Architectures of Hiding

Louise Pelletier

Hiding in the Wings; A Culture of the Onlooker in the Eighteen Century

In 1769, Denis Diderot (1713-1784) wrote about the apparent opposition between two spaces of representation: the salon and the stage. Up until then, the salon was a place governed by sensitivity, where every conversation aimed at expressing the cleverness and refinement of those involved, whereas the stage demanded and often amplified exaggerated performance to attain a desired dramatic effect. The Paradox of the Actor not only inverted these two modes of social interaction, it theorized a form of social acting that had become omnipresent throughout Europe. Pretending in a theatrical performance that the audience was absent, or as in Diderot’s Le Fils naturel (1757) a sole spectator hidden in a corner of the room, this new paradigm played on the increasing importance given to the private realm and domestic architecture in the eighteenth century. Other authors such as Montesquieu (1689-1755) in his Lettres persanes (1721), Chevalier de la Morlière in Angola (1746), Laclos in Liaisons dangeureuses (1782), or even Diderot’s own boudoir novels all confirmed this social transformation taking root in France at the time.

The architectural world embraced this new social reality in the design of public theatres with all sorts of devices that allowed spectators to witness the action without being seen or recognized.

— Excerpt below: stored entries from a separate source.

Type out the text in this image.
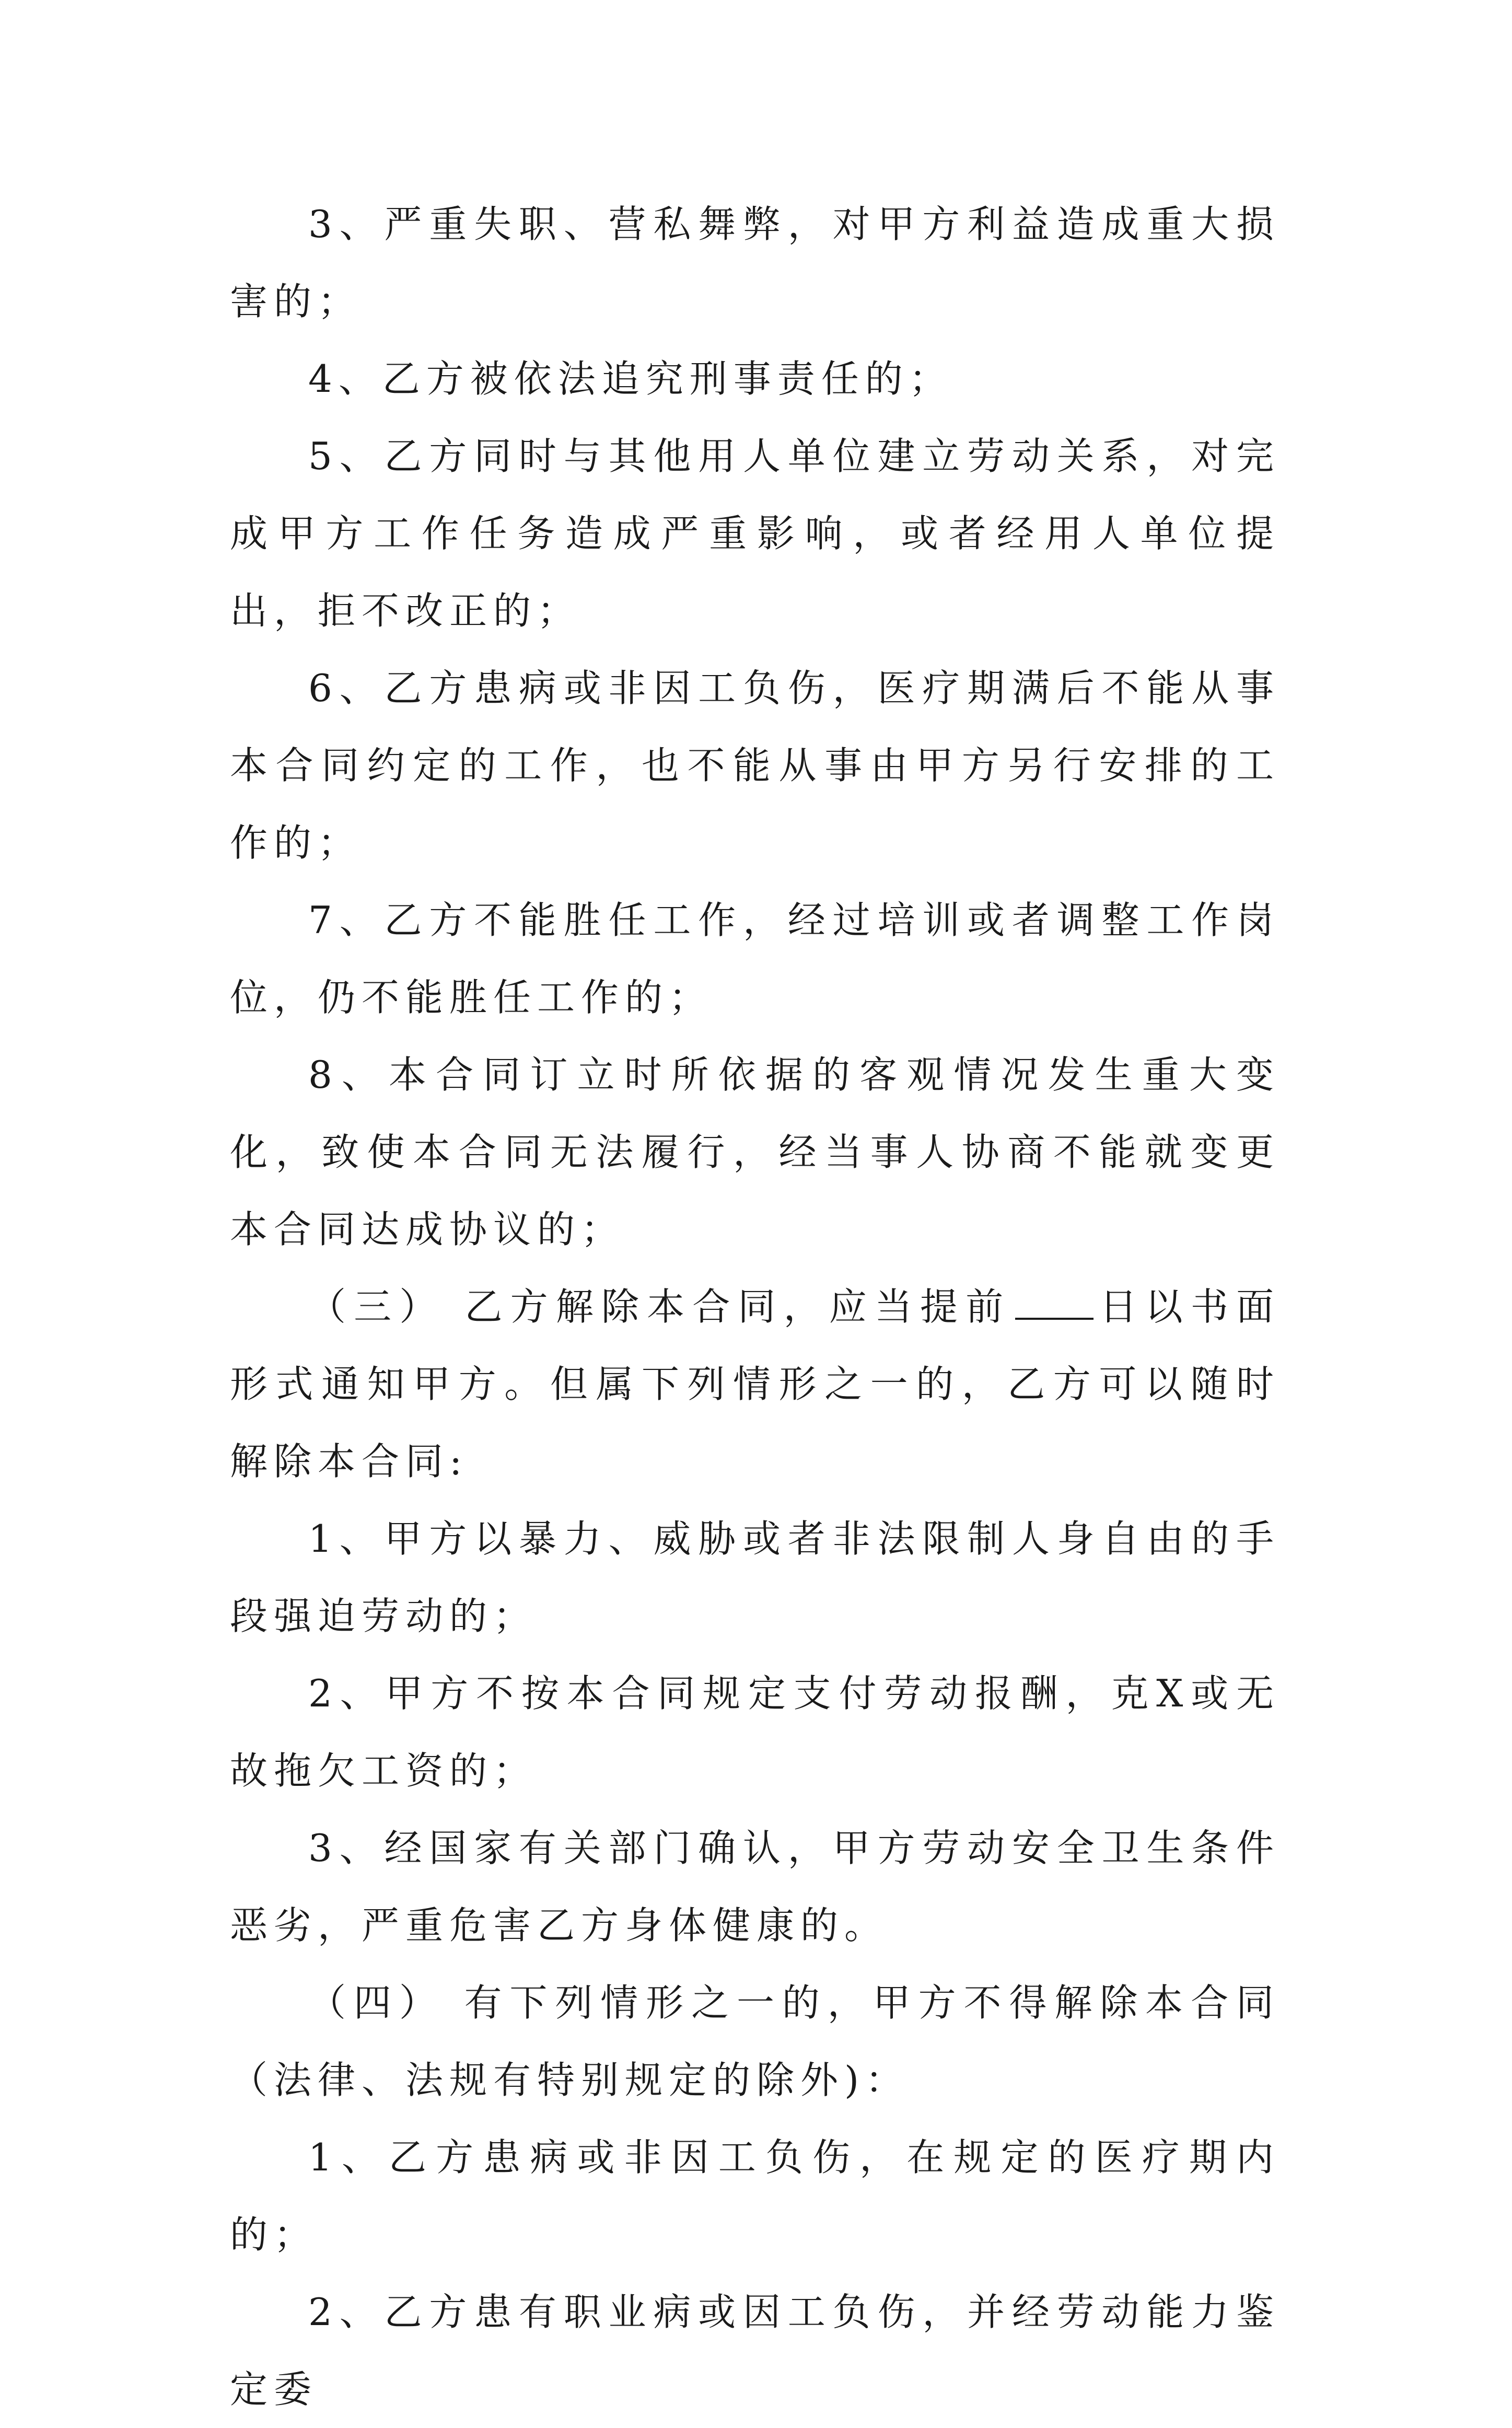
3、严重失职、营私舞弊，对甲方利益造成重大损害的；

4、乙方被依法追究刑事责任的；

5、乙方同时与其他用人单位建立劳动关系，对完成甲方工作任务造成严重影响，或者经用人单位提出，拒不改正的；

6、乙方患病或非因工负伤，医疗期满后不能从事本合同约定的工作，也不能从事由甲方另行安排的工作的；

7、乙方不能胜任工作，经过培训或者调整工作岗位，仍不能胜任工作的；

8、本合同订立时所依据的客观情况发生重大变化，致使本合同无法履行，经当事人协商不能就变更本合同达成协议的；

（三） 乙方解除本合同，应当提前 日以书面形式通知甲方。但属下列情形之一的，乙方可以随时解除本合同:

1、甲方以暴力、威胁或者非法限制人身自由的手段强迫劳动的；

2、甲方不按本合同规定支付劳动报酬，克X或无故拖欠工资的；

3、经国家有关部门确认，甲方劳动安全卫生条件恶劣，严重危害乙方身体健康的。

（四） 有下列情形之一的，甲方不得解除本合同（法律、法规有特别规定的除外)：

1、乙方患病或非因工负伤，在规定的医疗期内的；

2、乙方患有职业病或因工负伤，并经劳动能力鉴定委
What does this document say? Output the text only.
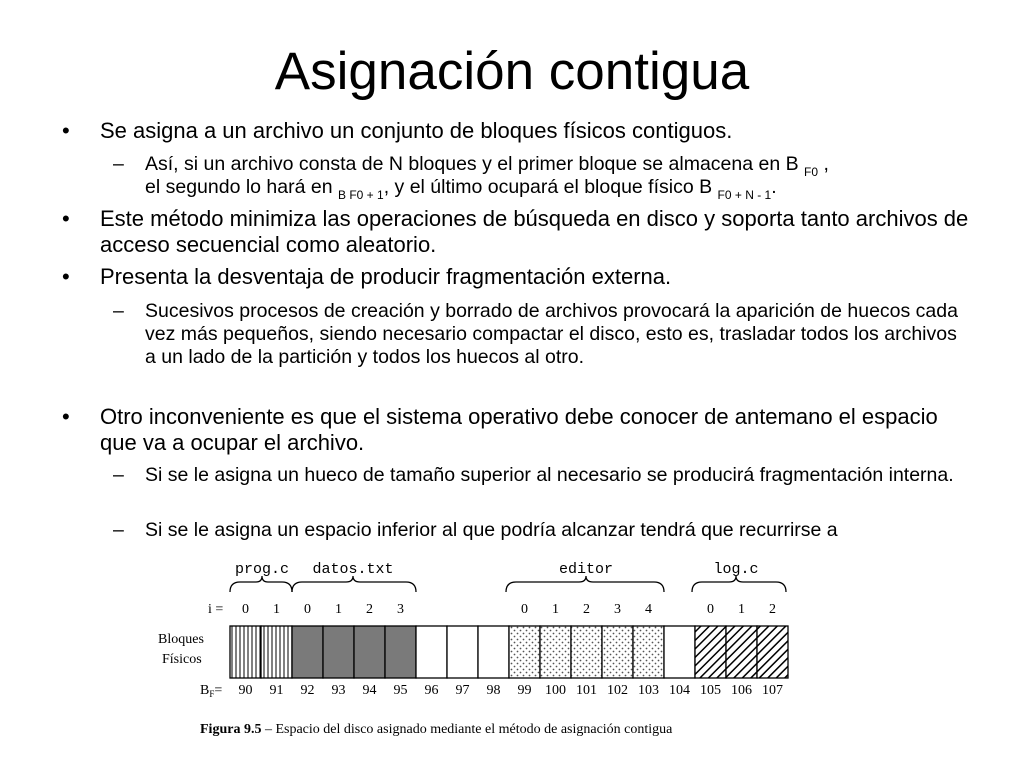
Asignación contigua
• Se asigna a un archivo un conjunto de bloques físicos contiguos.
– Así, si un archivo consta de N bloques y el primer bloque se almacena en B $_{F0}$ ,
el segundo lo hará en $_{B F0 + 1}$, y el último ocupará el bloque físico B $_{F0 + N - 1}$.
• Este método minimiza las operaciones de búsqueda en disco y soporta tanto archivos de acceso secuencial como aleatorio.
• Presenta la desventaja de producir fragmentación externa.
– Sucesivos procesos de creación y borrado de archivos provocará la aparición de huecos cada vez más pequeños, siendo necesario compactar el disco, esto es, trasladar todos los archivos a un lado de la partición y todos los huecos al otro.
• Otro inconveniente es que el sistema operativo debe conocer de antemano el espacio que va a ocupar el archivo.
– Si se le asigna un hueco de tamaño superior al necesario se producirá fragmentación interna.
– Si se le asigna un espacio inferior al que podría alcanzar tendrá que recurrirse a
prog.c datos.txt	editor	log.c
i =
Bloques
Físicos
$B_F=$
0 1 0 1 2 3	0 1 2 3 4	0 1 2
90 91 92 93 94 95 96 97 98 99 100 101 102 103 104 105 106 107
Figura 9.5 – Espacio del disco asignado mediante el método de asignación contigua
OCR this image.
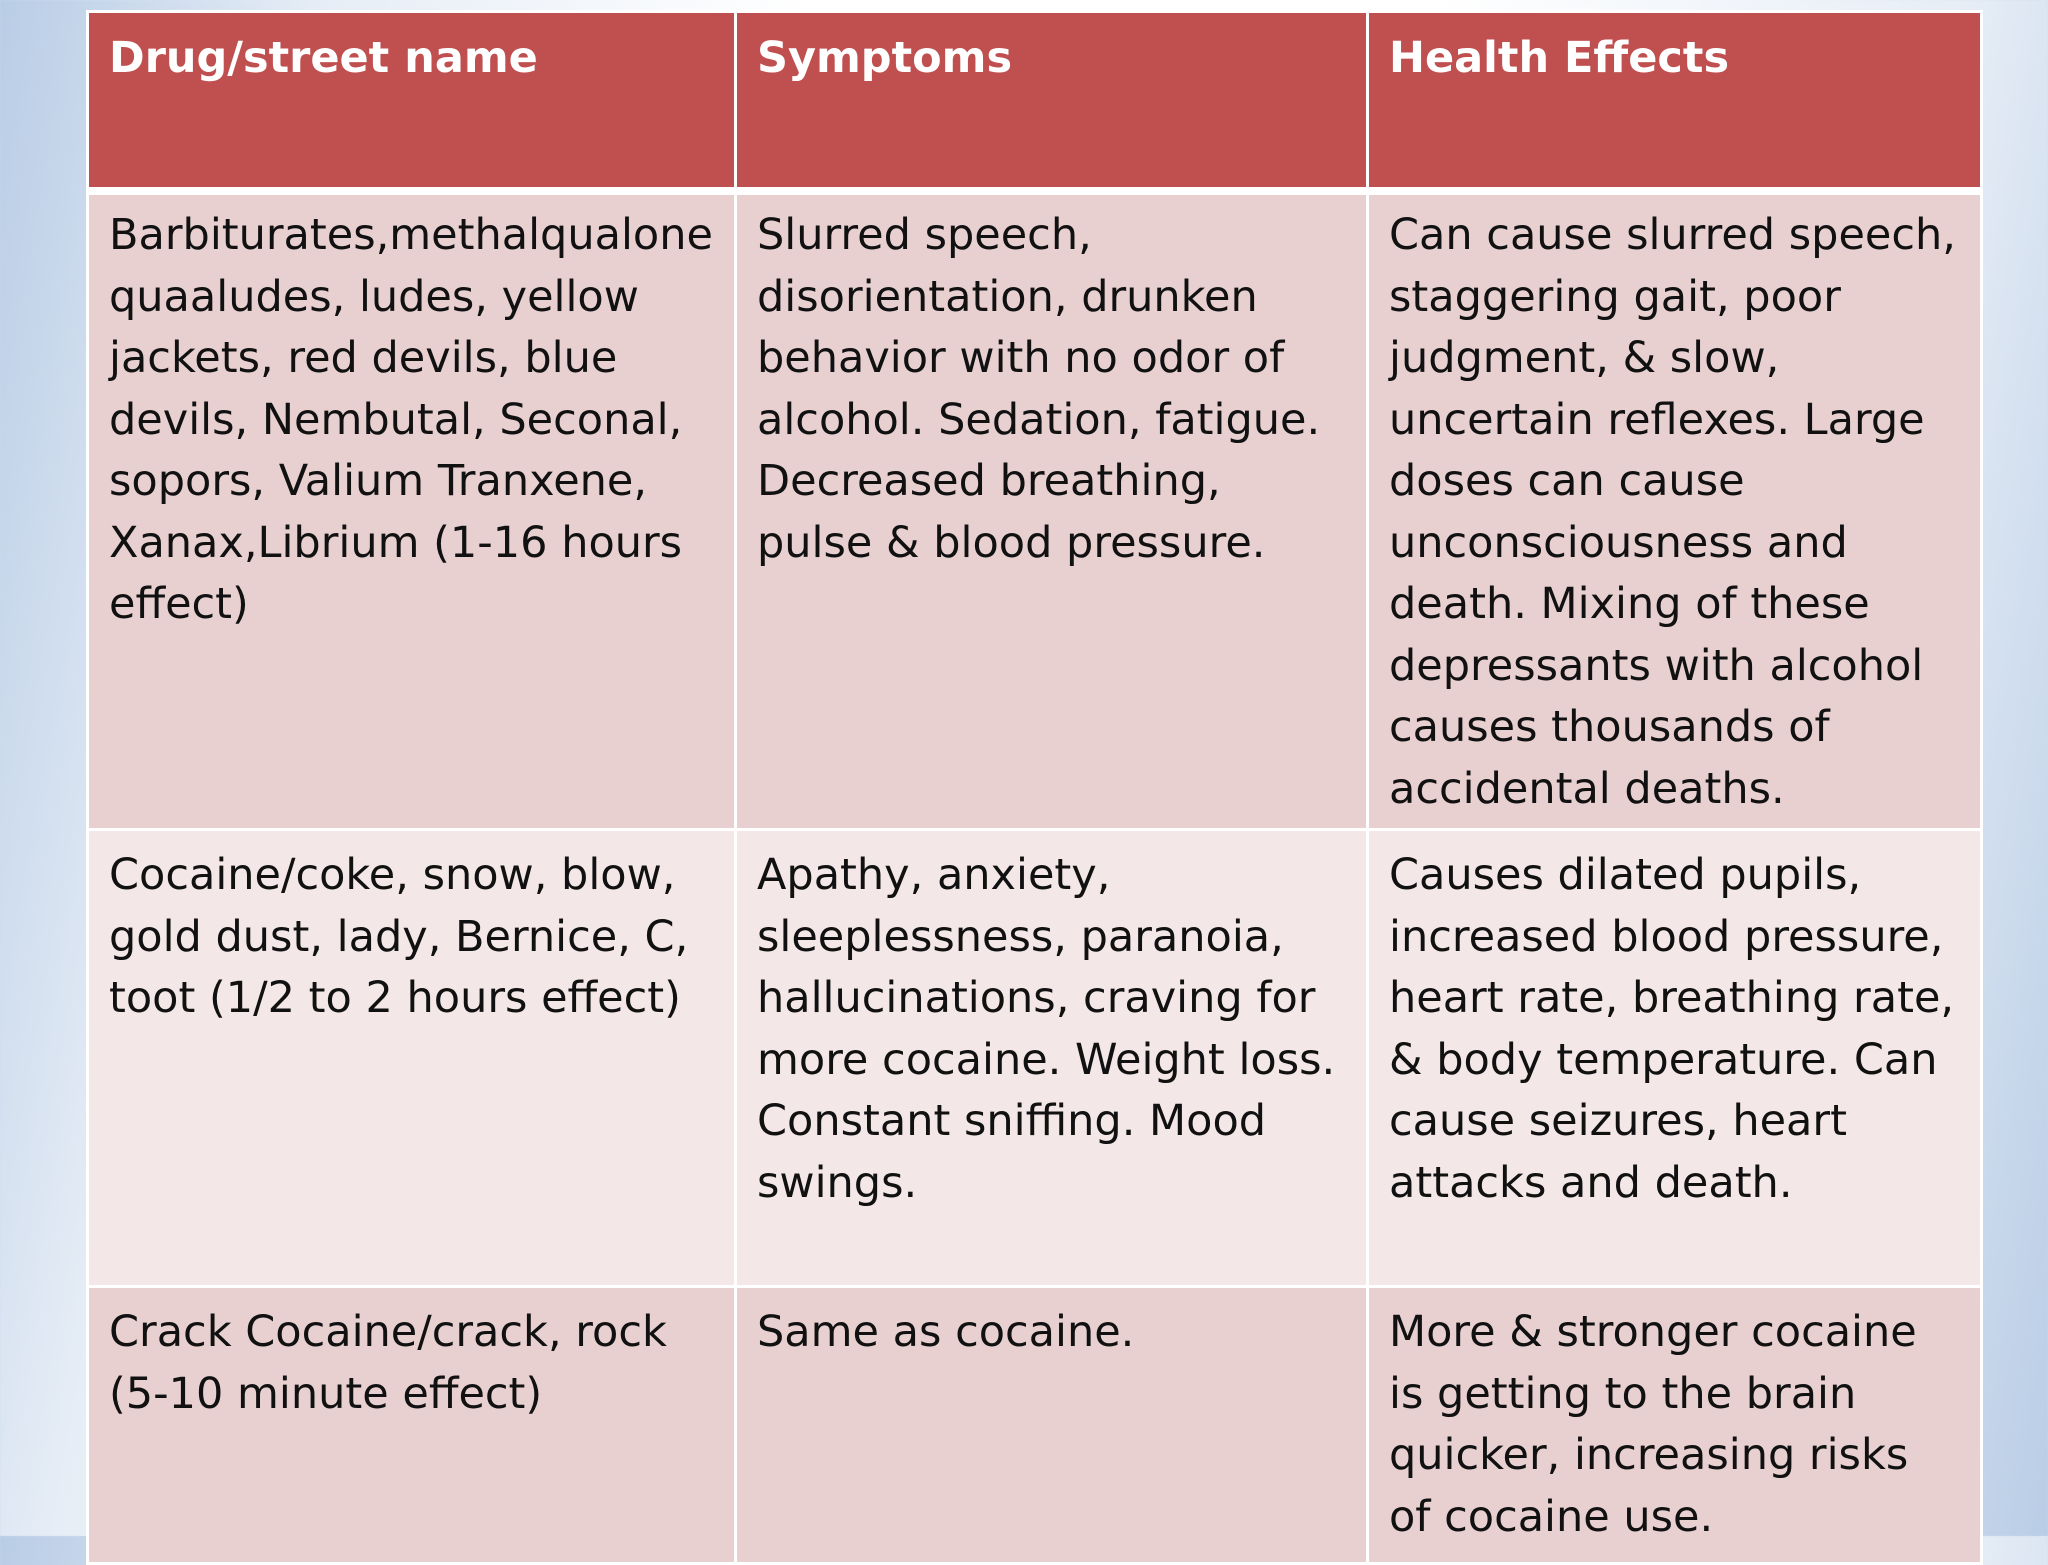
Drug/street name	Symptoms	Health Effects
Barbiturates,methalqualone quaaludes, ludes, yellow jackets, red devils, blue devils, Nembutal, Seconal, sopors, Valium Tranxene, Xanax,Librium (1-16 hours effect)	Slurred speech, disorientation, drunken behavior with no odor of alcohol. Sedation, fatigue. Decreased breathing, pulse & blood pressure.	Can cause slurred speech, staggering gait, poor judgment, & slow, uncertain reflexes. Large doses can cause unconsciousness and death. Mixing of these depressants with alcohol causes thousands of accidental deaths.
Cocaine/coke, snow, blow, gold dust, lady, Bernice, C, toot (1/2 to 2 hours effect)	Apathy, anxiety, sleeplessness, paranoia, hallucinations, craving for more cocaine. Weight loss. Constant sniffing. Mood swings.	Causes dilated pupils, increased blood pressure, heart rate, breathing rate, & body temperature. Can cause seizures, heart attacks and death.
Crack Cocaine/crack, rock (5-10 minute effect)	Same as cocaine.	More & stronger cocaine is getting to the brain quicker, increasing risks of cocaine use.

It also infiltrated the private realm with peepholes and trap doors being introduced in private residences to observe without being seen the movements of one’s guests, the choreographed needs of a patron or even the secret life of a neighbor. Nowadays, one may look at such instances as a case of intrusion, a violation of one’s private life, but has the culture of voyeurism that became even more pervasive in the century that followed ever gone away, or has it only changed form? The present essay will look at eighteenth century apparatuses for hiding in an attempt to identify what has or has not changed in our desire to dissimulate our gaze, and the role of architecture in framing it.

Keywords: theatre, fiction, peephole, spectator

DR. LOUISE PELLETIER was trained as an architect. She received her PhD in the history and theory of architecture from McGill University in 2000. She has been teaching at the UQAM School of Design in Montreal since 2006, where she is also Director of the UQAM Design Centre. She is the author of Architecture in Words; Theatre, Language and the Sensuous Space of Architecture (Routledge 2006), and co-author of Architectural Representation and the Perspective Hinge (MIT Press, 1997) and Theatrical Space as a Model for Architecture (McGill Libraries, 2003). She is also the author of Downfall: The Architecture of Excess (2014), a novel that ref|ects on issues of contemporary architectural practice.